There can't even be a question of whether I'd rather live and mother as she did, since the world that allowed it doesn't exist anymore. I work because I have to and can and want to, and like all mothers, do the best I can at that, most of the time. But is there anything she envies me for? Anything she wishes she'd had access to, something she thinks we're doing better?

After a considerable pause: "Well, children seem to drink more water now, instead of cordial." Right then. That's all? "If I think of anything, I'll make a note and text you."

Mason also touches on the sometimes absurdity of a situation which means that mothers are "on the cusp of permanent adrenal failure":

"we shout at our children to hurry up in the morning, then look at pictures of them on our phones at work. As columnist India Knight wrote in 2009, despite so many "advances", ask a working mother if she'd like her daughter to have a life like hers when she's older and, "For an increasing number of women, the answer now seems to be a resolute: 'Absolutely not'."

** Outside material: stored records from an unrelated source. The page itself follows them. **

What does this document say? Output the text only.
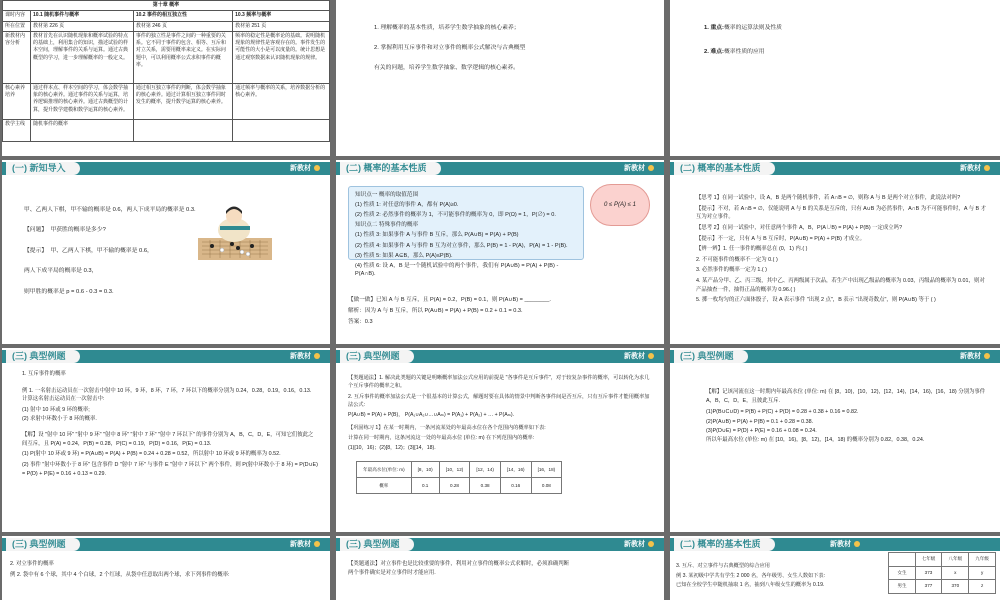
第十章 概率			
课时内容	10.1 随机事件与概率	10.2 事件的相互独立性	10.3 频率与概率
所在位置	教材第 226 页	教材第 246 页	教材第 251 页
新教材内容分析	教材首先在认识随机现象和概率试验的特点的基础上，利用集合的知识，描述试验的样本空间，理解事件的关系与运算。通过古典概型的学习，进一步理解概率的一般定义。	事件的独立性是事件之间的一种重要的关系。它不同于事件的包含、相等、互斥和对立关系，需要用概率来定义。在实际问题中，可以利用概率公式求积事件的概率。	频率的稳定性是概率论的基础。说明随机现象的规律性是客观存在的。事件发生的可能性的大小是可以度量的。统计思想是通过观察数据来认识随机现象的规律。
核心素养培养	通过样本点、样本空间的学习，体会数学抽象的核心素养。通过事件的关系与运算，培养逻辑推理的核心素养。通过古典概型的计算，提升数学建模和数学运算的核心素养。	通过相互独立事件的判断，体会数学抽象的核心素养。通过计算相互独立事件同时发生的概率，提升数学运算的核心素养。	通过频率与概率的关系，培养数据分析的核心素养。
教学主线	随机事件的概率		

1. 理解概率的基本性质，培养学生数学抽象的核心素养；

2. 掌握利用互斥事件和对立事件的概率公式解决与古典概型

有关的问题，培养学生数学抽象、数学逻辑的核心素养。

1. 重点:概率的运算法则及性质

2. 难点:概率性质的应用

(一) 新知导入	新教材

甲、乙两人下棋，甲不输的概率是 0.6，两人下成平局的概率是 0.3.

【问题】 甲获胜的概率是多少?

【提示】 甲、乙两人下棋，甲不输的概率是 0.6，

两人下成平局的概率是 0.3，

则甲胜的概率是 p = 0.6 - 0.3 = 0.3.

(二) 概率的基本性质	新教材
知识点一 概率的取值范围
(1) 性质 1: 对任意的事件 A，都有 P(A)≥0.
(2) 性质 2: 必然事件的概率为 1，不可能事件的概率为 0，即 P(Ω) = 1，P(∅) = 0.
知识点二 特殊事件的概率
(1) 性质 3: 如果事件 A 与事件 B 互斥，那么 P(A∪B) = P(A) + P(B)
(2) 性质 4: 如果事件 A 与事件 B 互为对立事件，那么 P(B) = 1 - P(A)，P(A) = 1 - P(B).
(3) 性质 5: 如果 A⊆B，那么 P(A)≤P(B).
(4) 性质 6: 设 A，B 是一个随机试验中的两个事件，我们有 P(A∪B) = P(A) + P(B) - P(A∩B).
0 ≤ P(A) ≤ 1

【做一做】已知 A 与 B 互斥，且 P(A) = 0.2，P(B) = 0.1，则 P(A∪B) = ________.

解析：因为 A 与 B 互斥，所以 P(A∪B) = P(A) + P(B) = 0.2 + 0.1 = 0.3.

答案：0.3

(二) 概率的基本性质	新教材

【思考 1】在同一试验中，设 A，B 是两个随机事件，若 A∩B = ∅，则称 A 与 B 是两个对立事件，此说法对吗?

【提示】不对，若 A∩B = ∅，仅能说明 A 与 B 的关系是互斥的，只有 A∪B 为必然事件，A∩B 为不可能事件时，A 与 B 才互为对立事件。

【思考 2】在同一试验中，对任意两个事件 A，B，P(A∪B) = P(A) + P(B) 一定成立吗?

【提示】不一定，只有 A 与 B 互斥时，P(A∪B) = P(A) + P(B) 才成立。

【辨一辨】1. 任一事件的概率总在 (0，1) 内.( )

2. 不可能事件的概率不一定为 0.( )

3. 必然事件的概率一定为 1.( )

4. 某产品分甲、乙、丙三级，其中乙、丙两级属于次品，若生产中出现乙级品的概率为 0.03，丙级品的概率为 0.01，则对产品抽查一件，抽得正品的概率为 0.96.( )

5. 掷一枚均匀的正六面体骰子，设 A 表示事件 "出现 2 点"，B 表示 "出现奇数点"，则 P(A∪B) 等于 ( )

(三) 典型例题	新教材

1. 互斥事件的概率

例 1. 一名射击运动员在一次射击中射中 10 环，9 环，8 环，7 环，7 环以下的概率分别为 0.24，0.28，0.19，0.16，0.13. 计算这名射击运动员在一次射击中:

(1) 射中 10 环或 9 环的概率;

(2) 求射中环数小于 8 环的概率.

【解】设 "射中 10 环" "射中 9 环" "射中 8 环" "射中 7 环" "射中 7 环以下" 的事件分别为 A，B，C，D，E，可知它们彼此之间互斥，且 P(A) = 0.24，P(B) = 0.28，P(C) = 0.19，P(D) = 0.16，P(E) = 0.13.

(1) P(射中 10 环或 9 环) = P(A∪B) = P(A) + P(B) = 0.24 + 0.28 = 0.52，所以射中 10 环或 9 环的概率为 0.52.

(2) 事件 "射中环数小于 8 环" 包含事件 D "射中 7 环" 与事件 E "射中 7 环以下" 两个事件，则 P(射中环数小于 8 环) = P(D∪E) = P(D) + P(E) = 0.16 + 0.13 = 0.29.

(三) 典型例题	新教材

【类题通法】1. 解决此类题的关键是明晰概率加法公式应用的前提是 "各事件是互斥事件"，对于较复杂事件的概率，可以转化为求几个互斥事件的概率之和。

2. 互斥事件的概率加法公式是一个很基本的计算公式，解题时要在具体的情景中判断各事件间是否互斥，只有互斥事件才能用概率加法公式:

P(A∪B) = P(A) + P(B)， P(A₁∪A₂∪…∪Aₘ) = P(A₁) + P(A₂) + … + P(Aₘ).

【巩固练习 1】在某一时期内，一条河流某处的年最高水位在各个范围内的概率如下表:

计算在同一时期内，这条河流这一处的年最高水位 (单位: m) 在下列范围内的概率:

(1)[10，16)；(2)[8，12)；(3)[14，18).

年最高水位(单位: m)	[8，10)	[10，12)	[12，14)	[14，16)	[16，18)
概率	0.1	0.28	0.38	0.16	0.08
(三) 典型例题	新教材

【解】记该河流在这一时期内年最高水位 (单位: m) 在 [8，10)，[10，12)，[12，14)，[14，16)，[16，18) 分别为事件 A，B，C，D，E，且彼此互斥.

(1)P(B∪C∪D) = P(B) + P(C) + P(D) = 0.28 + 0.38 + 0.16 = 0.82.

(2)P(A∪B) = P(A) + P(B) = 0.1 + 0.28 = 0.38.

(3)P(D∪E) = P(D) + P(E) = 0.16 + 0.08 = 0.24.

所以年最高水位 (单位: m) 在 [10，16)，[8，12)，[14，18) 的概率分别为 0.82，0.38，0.24.

(三) 典型例题	新教材

2. 对立事件的概率

例 2. 袋中有 6 个球，其中 4 个白球，2 个红球，从袋中任意取出两个球，求下列事件的概率:

(三) 典型例题	新教材

【类题通法】对立事件也是比较重要的事件，利用对立事件的概率公式求解时，必须准确判断

两个事件确实是对立事件时才能应用.

(二) 概率的基本性质	新教材

3. 互斥、对立事件与古典概型的综合应用

例 3. 某初级中学共有学生 2 000 名，各年级男、女生人数如下表:

已知在全校学生中随机抽取 1 名，抽到八年级女生的概率为 0.19.

	七年级	八年级	九年级
女生	373	x	y
男生	377	370	z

Will future generations of women find more flexible work solutions which achieve the all elusive balance of career and children? Or does this mean the next generation will choose to go back to being '1970's women' who dismiss full-time careers altogether in favour of embracing homelife along with more part time occupations? Although hopefully without resurrecting bell-bottom pants. Either way, governments the world over are now looking at ways to attract women to motherhood because our economies depend on birth rates recovering. Which means our economies depend on mothers.